Sa thèse fondamentale consiste à établir, dans le passage entre les deux modèles, la primauté des déterminants sociologiques – les conditions économiques et sociales de la société – vis-à-vis de la lecture psychologique ou psychanalytique qui focalisent l'interprétation de l'amour sur l'individu ou sur son inconscient (respectivement), puis vis-à-vis de l'épigone de cette lecture, représenté par « l'industrie du self-help » ou développement personnel, vis-à-vis d'un certain féminisme qui aurait fait du recul du patriarcat et de la révolution sexuelle des gages de bonheur et d'épanouissement, enfin vis-à-vis des réductionnismes biologique et neuroscientifique. « Le fait que nous soyons des entités psychologiques […] est un lui-même un fait sociologique. » (p. 31)

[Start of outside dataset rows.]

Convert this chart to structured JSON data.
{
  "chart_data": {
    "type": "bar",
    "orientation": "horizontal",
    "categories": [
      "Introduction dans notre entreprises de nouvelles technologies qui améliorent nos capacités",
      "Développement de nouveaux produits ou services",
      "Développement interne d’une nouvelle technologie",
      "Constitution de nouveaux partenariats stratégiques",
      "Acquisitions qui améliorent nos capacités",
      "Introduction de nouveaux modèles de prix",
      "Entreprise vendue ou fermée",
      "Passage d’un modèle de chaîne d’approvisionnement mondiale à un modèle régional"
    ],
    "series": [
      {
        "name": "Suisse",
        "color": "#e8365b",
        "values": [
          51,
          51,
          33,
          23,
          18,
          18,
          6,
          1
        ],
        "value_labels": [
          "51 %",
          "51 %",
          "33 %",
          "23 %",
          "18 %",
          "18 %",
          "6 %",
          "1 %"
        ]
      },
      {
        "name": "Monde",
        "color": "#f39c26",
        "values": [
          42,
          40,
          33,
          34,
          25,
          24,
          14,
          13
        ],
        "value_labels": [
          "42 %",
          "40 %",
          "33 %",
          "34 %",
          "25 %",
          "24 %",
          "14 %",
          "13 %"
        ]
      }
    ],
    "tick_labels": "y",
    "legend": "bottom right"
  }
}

Dans cette perspective, la modernité a apporté des changements dans « l'écologie » du milieu des possibilités conjugales, ainsi que dans « l'architecture du choix » du partenaire jusque là inouïs, fondés sur une incomparable liberté personnelle, sur une relative égalité entre les genres (mais au prix d'une inégalité individuelle accrue), sur la quête de la satisfaction sexuelle, sur une rationalisation des critères du choix (malgré la marchandisation de ceux-ci), sur une considération toute nouvelle de l'introspection propre et réciproque (en dépit d'une ontologisation de la personnalité et des sentiments), sur des variables inédites comme l'autonomie et l'engagement asymétrique, enfin sur le phénomène original de la demande de reconnaissance du moi par l'amour. Ces « avancés », dont la valeur n'est point remise en question, n'ont toutefois pas provoqué le bonheur amoureux ; à maints égards, et pour des raisons qui leur sont propres et consubstantielles, elles justifient même un nouveau malheur amoureux, de nouvelles formes de domination, l'approfondissement d'anciennes et de récentes inégalités et injustices. À ce propos, les résultats présentent d'étonnantes analogies avec les phénomènes liés à la libéralisation du marché capitaliste (référence est faite à Zygmund Bauman et à Bourdieu) et le consumérisme sévit d'une façon bien décrite dans le « champ sexuel », là où le choix amoureux – « comme notion conscientisée, réflexive » – prend les formes de la consommation économique.

Thèmes principaux :
La transformation de l'écologie et de l'architecture du choix
due à « des raisons normatives (la révolution sexuelle), sociales (l'affaiblissement de l'endogamie de classe […]), et technologiques (l'apparition de l'Internet et des sites de rencontre) » ;
l'élargissement considérable du choix des partenaires sur un champ indéfiniment ouvert rend le processus plus long et plus complexe, susceptible de réévaluation constante et sujet au calcul des chances d'opérer un meilleur choix ;
il transforme aussi la nature du désir et de la volonté.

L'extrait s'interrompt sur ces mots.